No kidding businesses: you own the risks
Regulators definitely want to see business leaders held accountable for risk.
The first line needs to own the risks and ensure they have in place effective controls to keep residual risk within bounds approved by the board. This means they need the right tools, people and resources to identify, measure, monitor and mitigate those risks.
The cost of doing risks needs to be borne by the first line for three important reasons. First, the full cost of delivering revenues should be baked in at source. Second, the desire to bring products and services to market should be balanced with the need to do so with proper controls in place. Third, and perhaps most importantly, when the first line carries the full cost, they will find ways to cost-effectively control risks. Our survey showed banks still depend too heavily on adding headcount. That’s not sustainable long-term. Rather, automation, firmwide common frameworks and tools, centers of excellence (e.g., for control testing), and other such efforts are needed to deliver more control for less.
The action is all in nonfinancials
The second line, too, has to complete its transformation.
First, it has to properly embed the firm’s risk appetite framework. The chief challenge is defining parameters for nonfinancial risks. Everyone gets financial risks. But what risk metrics should be used to set appetite for legal, compliance, money laundering, cyber, reputation and strategic risks? How can these metrics be tied together with financial metrics to truly show the firm’s enterprise-wide capital at risk? How can nonfinancial risk appetite statements be driven down, ultimately, to product, service and desk levels? What quantitative metrics are sufficiently forward-looking — even predictive — to enable banks to proactively stay within their appetite?
The second line also has to master its broadening set of independent challenge roles.
Take vendor risk. Regulators have stepped up their focus on third parties to ensure consumer protection laws are adhered to, to ensure resiliency of vendors from a recovery and resolution perspective and to protect against cyberattacks.
Certainly, the first line needs to step up its game — the function may still be called procurement, but it has to manage vendor risk, not just manage vendors.

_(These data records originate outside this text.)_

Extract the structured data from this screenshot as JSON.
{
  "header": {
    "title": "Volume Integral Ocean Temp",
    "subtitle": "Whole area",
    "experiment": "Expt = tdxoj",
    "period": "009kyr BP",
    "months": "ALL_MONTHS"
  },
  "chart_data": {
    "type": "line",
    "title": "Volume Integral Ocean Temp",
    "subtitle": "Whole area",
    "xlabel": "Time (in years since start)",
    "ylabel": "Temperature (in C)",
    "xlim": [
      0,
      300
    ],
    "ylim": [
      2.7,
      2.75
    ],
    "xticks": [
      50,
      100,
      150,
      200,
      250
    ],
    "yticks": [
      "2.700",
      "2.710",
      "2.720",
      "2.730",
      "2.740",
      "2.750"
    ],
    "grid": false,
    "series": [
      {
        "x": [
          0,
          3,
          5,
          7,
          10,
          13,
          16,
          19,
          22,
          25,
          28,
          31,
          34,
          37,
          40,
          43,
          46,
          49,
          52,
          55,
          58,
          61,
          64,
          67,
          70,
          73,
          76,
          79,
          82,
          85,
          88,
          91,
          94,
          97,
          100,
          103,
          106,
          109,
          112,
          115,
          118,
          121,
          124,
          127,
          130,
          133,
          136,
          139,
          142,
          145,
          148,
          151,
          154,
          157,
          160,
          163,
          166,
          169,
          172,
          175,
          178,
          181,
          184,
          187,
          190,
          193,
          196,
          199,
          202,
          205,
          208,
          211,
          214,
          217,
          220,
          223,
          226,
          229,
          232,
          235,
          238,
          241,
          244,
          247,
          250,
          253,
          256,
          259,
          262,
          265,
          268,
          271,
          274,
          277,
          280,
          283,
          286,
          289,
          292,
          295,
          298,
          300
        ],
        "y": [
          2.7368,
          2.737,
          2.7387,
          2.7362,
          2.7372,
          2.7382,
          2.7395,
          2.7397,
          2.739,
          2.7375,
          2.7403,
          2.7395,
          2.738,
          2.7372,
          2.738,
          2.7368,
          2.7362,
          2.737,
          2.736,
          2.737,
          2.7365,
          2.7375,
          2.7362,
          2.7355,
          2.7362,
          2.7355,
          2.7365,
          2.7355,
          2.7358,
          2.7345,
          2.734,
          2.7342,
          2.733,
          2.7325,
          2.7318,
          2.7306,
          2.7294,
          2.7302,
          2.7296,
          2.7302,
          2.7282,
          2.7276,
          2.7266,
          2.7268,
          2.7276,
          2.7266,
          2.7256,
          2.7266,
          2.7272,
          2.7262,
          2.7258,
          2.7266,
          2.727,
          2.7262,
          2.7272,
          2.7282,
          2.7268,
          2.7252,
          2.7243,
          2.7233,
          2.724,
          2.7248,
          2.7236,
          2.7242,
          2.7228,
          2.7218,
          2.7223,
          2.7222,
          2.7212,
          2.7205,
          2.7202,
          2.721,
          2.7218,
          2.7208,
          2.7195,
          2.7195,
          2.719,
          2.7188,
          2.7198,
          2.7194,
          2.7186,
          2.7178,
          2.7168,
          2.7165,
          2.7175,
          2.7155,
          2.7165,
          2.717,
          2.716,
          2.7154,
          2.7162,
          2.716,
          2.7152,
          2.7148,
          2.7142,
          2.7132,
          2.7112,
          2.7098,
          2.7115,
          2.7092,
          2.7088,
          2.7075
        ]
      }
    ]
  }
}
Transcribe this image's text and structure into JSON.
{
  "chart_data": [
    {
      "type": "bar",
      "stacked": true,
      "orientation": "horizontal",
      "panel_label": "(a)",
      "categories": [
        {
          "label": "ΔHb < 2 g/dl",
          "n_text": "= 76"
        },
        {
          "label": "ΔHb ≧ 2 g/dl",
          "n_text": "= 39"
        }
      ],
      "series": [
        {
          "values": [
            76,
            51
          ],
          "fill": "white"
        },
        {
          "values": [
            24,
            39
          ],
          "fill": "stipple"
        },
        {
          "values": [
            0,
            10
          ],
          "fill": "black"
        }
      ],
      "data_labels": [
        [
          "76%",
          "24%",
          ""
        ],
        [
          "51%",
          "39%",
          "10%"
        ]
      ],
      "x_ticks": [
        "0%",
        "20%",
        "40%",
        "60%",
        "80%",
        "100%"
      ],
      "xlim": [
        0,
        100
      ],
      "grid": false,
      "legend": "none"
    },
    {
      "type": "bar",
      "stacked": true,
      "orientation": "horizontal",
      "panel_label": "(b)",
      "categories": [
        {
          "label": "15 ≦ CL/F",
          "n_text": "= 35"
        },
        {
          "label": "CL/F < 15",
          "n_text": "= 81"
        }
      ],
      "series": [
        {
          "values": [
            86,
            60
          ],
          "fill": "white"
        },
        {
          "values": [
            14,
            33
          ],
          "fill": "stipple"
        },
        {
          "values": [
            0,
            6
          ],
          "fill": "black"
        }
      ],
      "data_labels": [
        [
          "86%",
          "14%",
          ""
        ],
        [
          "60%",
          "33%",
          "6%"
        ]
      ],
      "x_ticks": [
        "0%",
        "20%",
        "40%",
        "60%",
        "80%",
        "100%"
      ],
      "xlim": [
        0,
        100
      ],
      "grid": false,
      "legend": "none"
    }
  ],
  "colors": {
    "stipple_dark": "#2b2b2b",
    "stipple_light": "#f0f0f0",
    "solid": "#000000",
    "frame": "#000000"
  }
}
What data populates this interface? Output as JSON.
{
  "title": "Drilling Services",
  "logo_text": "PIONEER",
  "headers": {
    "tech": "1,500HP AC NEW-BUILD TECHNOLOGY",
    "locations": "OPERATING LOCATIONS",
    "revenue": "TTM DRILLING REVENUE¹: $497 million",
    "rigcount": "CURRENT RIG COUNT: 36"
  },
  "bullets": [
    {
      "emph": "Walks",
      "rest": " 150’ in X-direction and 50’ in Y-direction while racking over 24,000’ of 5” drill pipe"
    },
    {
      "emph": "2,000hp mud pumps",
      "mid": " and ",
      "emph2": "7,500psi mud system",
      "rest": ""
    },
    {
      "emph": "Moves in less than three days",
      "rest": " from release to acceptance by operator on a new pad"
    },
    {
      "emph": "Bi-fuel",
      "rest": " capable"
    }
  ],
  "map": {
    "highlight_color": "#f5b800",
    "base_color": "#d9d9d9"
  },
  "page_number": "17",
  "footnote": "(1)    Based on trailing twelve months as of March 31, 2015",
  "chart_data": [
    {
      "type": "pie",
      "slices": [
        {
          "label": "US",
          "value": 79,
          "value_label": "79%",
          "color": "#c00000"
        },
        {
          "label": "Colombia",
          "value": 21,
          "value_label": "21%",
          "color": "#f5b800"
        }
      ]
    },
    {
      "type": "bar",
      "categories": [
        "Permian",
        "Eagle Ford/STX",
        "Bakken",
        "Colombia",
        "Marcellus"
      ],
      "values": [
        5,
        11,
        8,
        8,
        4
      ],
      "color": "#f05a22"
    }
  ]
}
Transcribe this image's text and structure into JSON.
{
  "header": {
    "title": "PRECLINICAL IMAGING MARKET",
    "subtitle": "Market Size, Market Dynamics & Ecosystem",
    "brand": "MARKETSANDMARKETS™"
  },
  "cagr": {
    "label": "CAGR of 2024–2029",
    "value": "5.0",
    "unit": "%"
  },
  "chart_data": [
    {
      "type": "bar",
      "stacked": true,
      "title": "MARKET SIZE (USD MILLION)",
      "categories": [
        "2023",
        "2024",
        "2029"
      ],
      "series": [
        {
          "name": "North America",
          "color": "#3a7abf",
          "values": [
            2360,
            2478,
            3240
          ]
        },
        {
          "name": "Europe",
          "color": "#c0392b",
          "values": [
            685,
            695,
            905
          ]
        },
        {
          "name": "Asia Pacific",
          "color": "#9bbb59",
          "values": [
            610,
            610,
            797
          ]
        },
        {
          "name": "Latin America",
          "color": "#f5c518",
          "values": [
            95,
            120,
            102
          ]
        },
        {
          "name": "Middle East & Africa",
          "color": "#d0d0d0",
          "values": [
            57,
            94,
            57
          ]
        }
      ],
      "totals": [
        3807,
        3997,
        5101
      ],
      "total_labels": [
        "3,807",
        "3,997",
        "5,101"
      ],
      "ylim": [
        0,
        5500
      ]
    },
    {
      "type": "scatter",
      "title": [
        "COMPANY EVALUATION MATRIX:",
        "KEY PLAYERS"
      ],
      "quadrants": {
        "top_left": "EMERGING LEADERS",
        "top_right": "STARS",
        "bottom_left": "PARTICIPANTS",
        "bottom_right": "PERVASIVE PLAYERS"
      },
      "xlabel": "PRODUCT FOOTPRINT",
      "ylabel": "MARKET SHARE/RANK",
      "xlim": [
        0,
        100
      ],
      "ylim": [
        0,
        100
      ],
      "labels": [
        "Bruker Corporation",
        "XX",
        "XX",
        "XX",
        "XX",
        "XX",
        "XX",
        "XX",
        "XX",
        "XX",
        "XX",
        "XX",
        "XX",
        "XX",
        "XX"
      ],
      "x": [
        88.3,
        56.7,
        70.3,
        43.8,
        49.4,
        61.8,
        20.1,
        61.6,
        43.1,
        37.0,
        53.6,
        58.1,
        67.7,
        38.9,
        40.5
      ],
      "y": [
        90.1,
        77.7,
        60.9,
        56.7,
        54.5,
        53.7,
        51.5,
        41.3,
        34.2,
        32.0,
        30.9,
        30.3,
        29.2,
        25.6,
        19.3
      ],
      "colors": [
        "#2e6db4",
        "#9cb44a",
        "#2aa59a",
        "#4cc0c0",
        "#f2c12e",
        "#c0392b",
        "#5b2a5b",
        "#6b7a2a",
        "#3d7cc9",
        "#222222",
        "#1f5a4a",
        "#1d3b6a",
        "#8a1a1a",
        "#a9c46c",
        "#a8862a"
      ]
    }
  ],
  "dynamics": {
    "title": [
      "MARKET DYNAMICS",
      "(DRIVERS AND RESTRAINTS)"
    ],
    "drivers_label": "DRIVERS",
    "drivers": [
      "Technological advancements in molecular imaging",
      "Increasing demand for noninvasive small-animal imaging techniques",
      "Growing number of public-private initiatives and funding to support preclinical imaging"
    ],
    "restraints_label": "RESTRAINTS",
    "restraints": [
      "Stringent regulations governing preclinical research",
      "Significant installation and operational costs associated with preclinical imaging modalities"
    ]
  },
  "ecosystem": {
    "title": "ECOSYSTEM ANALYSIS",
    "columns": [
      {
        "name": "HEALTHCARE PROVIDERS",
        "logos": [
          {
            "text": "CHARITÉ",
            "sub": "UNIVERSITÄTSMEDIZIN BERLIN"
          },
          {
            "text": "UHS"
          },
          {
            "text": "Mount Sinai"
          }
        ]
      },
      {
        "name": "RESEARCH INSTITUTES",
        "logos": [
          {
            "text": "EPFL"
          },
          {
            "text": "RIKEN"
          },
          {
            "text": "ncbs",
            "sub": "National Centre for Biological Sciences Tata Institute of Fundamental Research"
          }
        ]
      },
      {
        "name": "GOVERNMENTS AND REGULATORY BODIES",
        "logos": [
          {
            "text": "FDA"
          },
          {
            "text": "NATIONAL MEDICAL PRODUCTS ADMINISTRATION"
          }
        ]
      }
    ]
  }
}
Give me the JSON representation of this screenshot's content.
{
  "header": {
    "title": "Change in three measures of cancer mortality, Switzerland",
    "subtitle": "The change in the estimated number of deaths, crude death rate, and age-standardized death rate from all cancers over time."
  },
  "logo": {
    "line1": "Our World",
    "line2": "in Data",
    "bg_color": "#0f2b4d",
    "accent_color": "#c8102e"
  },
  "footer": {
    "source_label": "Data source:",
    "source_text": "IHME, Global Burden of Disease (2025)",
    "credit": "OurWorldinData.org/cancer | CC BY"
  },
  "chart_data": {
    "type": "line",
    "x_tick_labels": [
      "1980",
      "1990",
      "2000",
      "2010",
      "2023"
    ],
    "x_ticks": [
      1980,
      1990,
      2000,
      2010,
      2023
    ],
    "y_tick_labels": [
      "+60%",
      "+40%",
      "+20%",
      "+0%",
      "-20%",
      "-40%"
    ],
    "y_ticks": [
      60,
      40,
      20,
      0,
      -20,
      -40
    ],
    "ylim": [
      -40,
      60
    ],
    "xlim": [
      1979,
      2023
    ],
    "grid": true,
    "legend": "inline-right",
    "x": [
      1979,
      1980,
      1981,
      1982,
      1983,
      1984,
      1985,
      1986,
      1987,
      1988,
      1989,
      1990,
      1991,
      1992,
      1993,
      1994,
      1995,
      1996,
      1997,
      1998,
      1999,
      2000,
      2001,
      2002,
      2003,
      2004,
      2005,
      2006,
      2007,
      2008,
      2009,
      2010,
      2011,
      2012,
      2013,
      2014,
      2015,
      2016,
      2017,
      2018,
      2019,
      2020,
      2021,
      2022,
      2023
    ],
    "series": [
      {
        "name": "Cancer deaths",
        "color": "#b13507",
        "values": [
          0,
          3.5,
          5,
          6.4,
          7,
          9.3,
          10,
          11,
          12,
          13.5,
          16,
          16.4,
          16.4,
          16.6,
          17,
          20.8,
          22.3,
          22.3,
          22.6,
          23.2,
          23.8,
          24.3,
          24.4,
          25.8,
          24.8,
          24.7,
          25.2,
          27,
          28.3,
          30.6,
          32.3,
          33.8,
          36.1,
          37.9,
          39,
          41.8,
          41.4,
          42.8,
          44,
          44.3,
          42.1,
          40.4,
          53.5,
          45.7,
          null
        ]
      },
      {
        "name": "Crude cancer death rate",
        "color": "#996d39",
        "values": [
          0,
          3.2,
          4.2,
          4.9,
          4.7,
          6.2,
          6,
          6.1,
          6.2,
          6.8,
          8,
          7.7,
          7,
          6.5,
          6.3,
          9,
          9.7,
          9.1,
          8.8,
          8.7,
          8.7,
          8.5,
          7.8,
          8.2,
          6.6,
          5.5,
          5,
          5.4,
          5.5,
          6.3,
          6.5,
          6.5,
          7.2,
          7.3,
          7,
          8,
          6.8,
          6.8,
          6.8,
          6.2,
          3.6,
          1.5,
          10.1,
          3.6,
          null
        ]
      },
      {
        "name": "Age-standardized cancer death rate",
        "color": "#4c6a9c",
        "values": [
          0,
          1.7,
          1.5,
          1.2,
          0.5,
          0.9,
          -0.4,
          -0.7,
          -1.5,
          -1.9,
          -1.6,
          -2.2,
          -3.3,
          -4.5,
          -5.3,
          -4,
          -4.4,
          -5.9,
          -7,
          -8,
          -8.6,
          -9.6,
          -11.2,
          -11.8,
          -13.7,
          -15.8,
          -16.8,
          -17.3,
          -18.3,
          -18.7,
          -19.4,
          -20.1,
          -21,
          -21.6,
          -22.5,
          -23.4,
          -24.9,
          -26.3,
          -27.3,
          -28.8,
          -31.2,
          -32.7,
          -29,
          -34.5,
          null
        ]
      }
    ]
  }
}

But the second line has an ever-more important role in developing the overall vendor risk management framework, in challenging and testing the first line’s application of the framework, and increasingly in focusing real horsepower on critical vendors.
However, it’s not just vendor risk. A second line challenge build-out will be required for cyber, legal, model, conduct and other risks. While the roles are similar in kind — framework development, effective challenge, focusing attention on major firmwide risks — each risk requires different approaches. There’s no one-size-fits-all approach to nonfinancial risks.
There are three lines: don’t forget the internal audit
All too often when industry practitioners talk about the three lines transformation, they are talking about the first and second lines. Indeed, our survey suggested only 7% were enhancing internal audit.
Those in internal audit see it very differently. Perhaps more than others, they appreciate the three lines model is a system — it’s not just three distinct lines, it’s how they work together. In part, that’s because regulators have elevated internal audit’s role in assessing the effectiveness of the firm’s overall risk governance framework.
More broadly, internal audit recognizes that as the roles of the first and second lines evolve materially, inevitably, so too will theirs. EY’s Are we nearly there yet? outlined where changes may take place.
Evolution meet revolution
The forecasting business is fraught with risks of being wrong most of the time.
However, if I were to predict what the headlines of a 15th annual global EY/IIF bank risk management survey could be, I wonder if industry participants will still be saying this has all been part of a natural evolution of risk management; continuous improvement is part of the game.
A betting man might predict that, by then, practitioners will have finally realized the industry has been through a risk management revolution, not evolution.